Why exactly can we not know the position and momentum of a given particle?

Question

I have heard that this is to do with the fact that a particle is also a wave. However, I do not understand why this would cause this. Surely, you could use the formula used for finding the velocity, and then use the formula used to find the position. Even better, why can you not just record this? It just seems to be a very abstract concept to grasp.

Also, yes I have seen the formula, $\sigma_x\sigma_p\ge\frac\hbar2$, but, I still don't understand why this is. Am I simply dense?

Disclaimer: I am not particularly experienced in physics, and I am just about to begin year 10, and I have began to start reading some books about physics in preparation. I am currently reading "The Feynman Lectures On Physics Vol. 1". This may be why I am more likely to not know about certain other parts of physics and perhaps math that may be necessary for this.

Answer 1

The answer is that the wave changes shape depending upon how it interacts with things. Sometimes the wave is very spread out and sometimes it is very localised. When it is spread out you can't say exactly where it is, obviously, and when it is vey localised it doesn't have a well-defined wavelength, and since the particle's velocity is determined by the wavelength of the associated wave, that means it doesn't have a well defined velocity when the wave is localised.

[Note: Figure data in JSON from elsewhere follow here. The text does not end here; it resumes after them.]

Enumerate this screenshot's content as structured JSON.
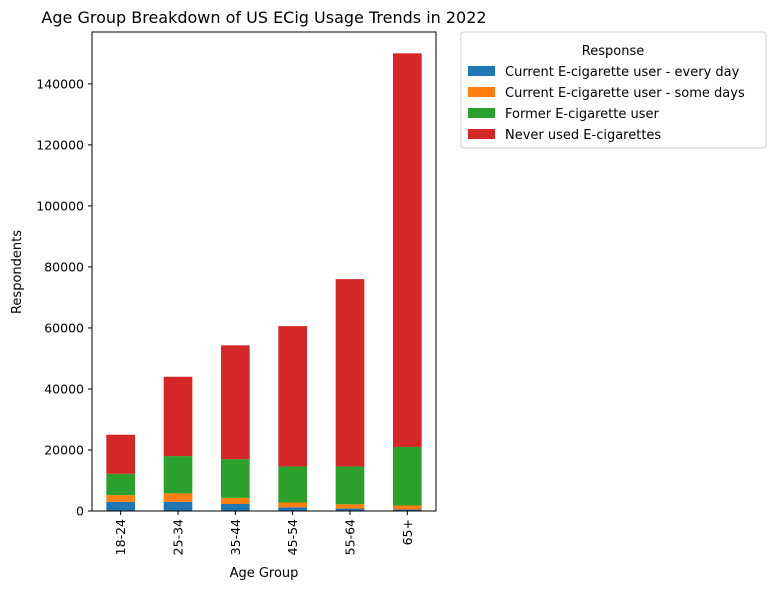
{
  "chart_data": {
    "type": "bar",
    "stacked": true,
    "title": "Age Group Breakdown of US ECig Usage Trends in 2022",
    "xlabel": "Age Group",
    "ylabel": "Respondents",
    "categories": [
      "18-24",
      "25-34",
      "35-44",
      "45-54",
      "55-64",
      "65+"
    ],
    "yticks": [
      0,
      20000,
      40000,
      60000,
      80000,
      100000,
      120000,
      140000
    ],
    "ylim": [
      0,
      157000
    ],
    "grid": false,
    "legend": {
      "title": "Response",
      "placement": "outside-top-right"
    },
    "series": [
      {
        "name": "Current E-cigarette user - every day",
        "color": "#1f77b4",
        "values": [
          3000,
          3000,
          2300,
          1200,
          800,
          500
        ]
      },
      {
        "name": "Current E-cigarette user - some days",
        "color": "#ff7f0e",
        "values": [
          2200,
          2800,
          2000,
          1600,
          1400,
          1300
        ]
      },
      {
        "name": "Former E-cigarette user",
        "color": "#2ca02c",
        "values": [
          7000,
          12200,
          12700,
          11800,
          12400,
          19200
        ]
      },
      {
        "name": "Never used E-cigarettes",
        "color": "#d62728",
        "values": [
          12800,
          26000,
          37300,
          46000,
          61400,
          129000
        ]
      }
    ]
  }
}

So, in a nutshell, when the wave is very localised it has a well-defined position but no definite wavelength (which equates to the velocity) and when the wave has a very well-defined wavelength (velocity) it doesn't have a well-defined position.

Incidentally, you shouldn't really think of the wave as being the particle. The wave is a mathematical function that encodes information about the position and momentum of the particle. The momentum is related to the wavelength of the function, and the position is given just as a probability as a function of the amplitude of the wave at any point in space.

Clearly you can record a particle's position and then measure its velocity, but the point is that when you measure its velocity it is no longer is in the position it was in when you recorded it. Likewise you can measure and record its velocity and then perform an experiment which nails down its position, but by performing the experiment you change the shape of the wave which means the particle no longer has the velocity you recorded.

What is especially lovely about quantum mechanics when you get into it is the way that the probabilities of getting specific experimental results arise from interrelationships between things known as eigenfunctions of operators. The idea is too complicated to explain slowly here, but it is very sweet when you get to understand it.